If I didn't eschew personal attacks, I would invite you to compare degrees. Only one of mine is an Ivy League school.

Bluster, puffery, and obfuscation prevail.

Dear John Bailey:

But we don't have a resistor, we have an inductor adding or removing kinetic energy from the system. The dielectric of the capacitor has losses, and the conductors do too. But this can be brought to less than 20% losses without too much difficulty.

The deal breakers will be charge / discharge rate (aka. current).

David A. Smith

*************************************** Toyota engineer Dave Hermance said drivers who slowly roll through intersections using "California stops" are decreasing their mileage. "If you don't stop, you don't get the free energy of regenerative braking." ***************************************

How did Toyota get to #1 with such numbskull engineers?

Inductors do not source or dissipate real power.

Interesting. It is a schoolboy level proof.

But the automotive circuit does not conform to the models discussed. The car battery is not charging/discharging a capacitor, but an electric motor/generator, which resembles a R-L circuit with a back emf (i.e. another battery).

However, it might still partially apply... how to model charging a non-ideal battery? Does it look capacitive?

Hopefully that engineer was joking!

Really?

... resulting in explosion. Don't get too hung up names. David A. Smith

Dynamic braking makes use of both the generated EMF and the motor inductance. The R is just one of the unavoidable losses. Assuming the motion generated EMF is less than the storage voltage, the braking controller shorts the motor, briefly, allowing the motion generated EMF to drive a current ramp up to some upper limit. The rate of that ramp is dependent on the motion generated EMF and the motor inductance. Then the short opens and allows an inductively generated EMF to add to the motion generated EMF, to drive that peak current back into the storage battery (or capacitor).

The motor current then ramps down at a rate dependent on the inductance and the difference between the storage device voltage and the motion generated EMF. Once the current falls to a lower limit, the short is reapplied and another current peak is produced. The motor braking torque is proportional to the average current during this cycle, which happens many times per second, and the upper and lower current limits are chosen by the controller to produce the commanded braking torque. This works till the motion generated EMF falls too low to achieve the the desired peak current when the motor is shorted. Then mechanical brakes have to take over to finish the stop and hold the vehicle still.
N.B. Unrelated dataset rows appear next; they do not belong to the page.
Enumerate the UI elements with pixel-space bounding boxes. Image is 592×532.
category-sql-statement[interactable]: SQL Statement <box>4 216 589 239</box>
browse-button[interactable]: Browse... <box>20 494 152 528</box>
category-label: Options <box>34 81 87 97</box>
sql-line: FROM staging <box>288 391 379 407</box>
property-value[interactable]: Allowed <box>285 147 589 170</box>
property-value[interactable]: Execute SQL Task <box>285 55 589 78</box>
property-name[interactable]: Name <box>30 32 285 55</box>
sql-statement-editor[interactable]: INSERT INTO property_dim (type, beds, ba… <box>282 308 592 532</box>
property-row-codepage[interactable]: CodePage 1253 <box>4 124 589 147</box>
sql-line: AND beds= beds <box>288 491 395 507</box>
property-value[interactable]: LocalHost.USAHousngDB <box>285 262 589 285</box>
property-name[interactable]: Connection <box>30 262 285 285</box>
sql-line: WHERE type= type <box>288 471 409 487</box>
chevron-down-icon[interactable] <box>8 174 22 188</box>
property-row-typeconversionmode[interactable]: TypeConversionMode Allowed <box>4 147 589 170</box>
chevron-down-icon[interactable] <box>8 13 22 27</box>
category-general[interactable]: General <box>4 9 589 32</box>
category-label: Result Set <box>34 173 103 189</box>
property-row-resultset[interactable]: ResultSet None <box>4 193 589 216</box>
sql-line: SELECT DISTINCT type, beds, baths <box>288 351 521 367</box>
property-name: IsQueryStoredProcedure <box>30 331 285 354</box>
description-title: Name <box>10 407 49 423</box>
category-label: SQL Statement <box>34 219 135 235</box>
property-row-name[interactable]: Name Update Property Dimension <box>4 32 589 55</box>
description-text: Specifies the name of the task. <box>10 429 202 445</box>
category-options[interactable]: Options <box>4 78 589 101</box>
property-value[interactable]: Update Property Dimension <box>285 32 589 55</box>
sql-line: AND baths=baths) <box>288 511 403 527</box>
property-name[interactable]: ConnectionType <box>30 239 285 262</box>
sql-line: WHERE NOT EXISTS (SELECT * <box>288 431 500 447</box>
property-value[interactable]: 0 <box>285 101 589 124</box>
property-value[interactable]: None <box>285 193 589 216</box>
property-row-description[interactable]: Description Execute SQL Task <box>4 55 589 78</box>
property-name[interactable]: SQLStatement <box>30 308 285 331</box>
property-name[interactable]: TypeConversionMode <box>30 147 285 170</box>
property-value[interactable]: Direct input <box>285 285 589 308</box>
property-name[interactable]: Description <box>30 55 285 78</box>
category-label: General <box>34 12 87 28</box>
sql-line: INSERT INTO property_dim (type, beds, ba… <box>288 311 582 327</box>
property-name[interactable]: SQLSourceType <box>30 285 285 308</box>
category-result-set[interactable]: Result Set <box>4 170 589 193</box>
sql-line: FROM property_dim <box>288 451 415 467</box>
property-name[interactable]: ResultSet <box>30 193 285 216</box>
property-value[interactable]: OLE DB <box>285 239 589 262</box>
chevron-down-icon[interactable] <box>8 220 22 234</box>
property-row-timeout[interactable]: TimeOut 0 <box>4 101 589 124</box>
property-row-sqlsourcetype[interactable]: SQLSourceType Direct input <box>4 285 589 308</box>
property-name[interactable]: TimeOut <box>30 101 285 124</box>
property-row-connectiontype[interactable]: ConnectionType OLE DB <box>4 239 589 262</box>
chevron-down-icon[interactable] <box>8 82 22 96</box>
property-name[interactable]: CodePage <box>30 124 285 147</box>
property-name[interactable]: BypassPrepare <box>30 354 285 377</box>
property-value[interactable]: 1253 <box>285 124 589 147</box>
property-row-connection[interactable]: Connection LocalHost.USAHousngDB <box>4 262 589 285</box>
Note that there is no intentional loss in this process. The switch across the motor is ideally either a short (zero ohms) or and open (infinity ohms), and real switches come satisfyingly close to these two states. The largest loss is usually the motor winding resistance, which can be quite low. Capacitors take and release energy more efficiently than batteries (which exhibit a little hysteresis effect when the energy flow changes directions), but with more voltage change. I think vehicles now in production, charge the batteries, directly with dynamic braking, but I would be happy to learn that I am wrong on this.

Inductors do not source or dissipate real power.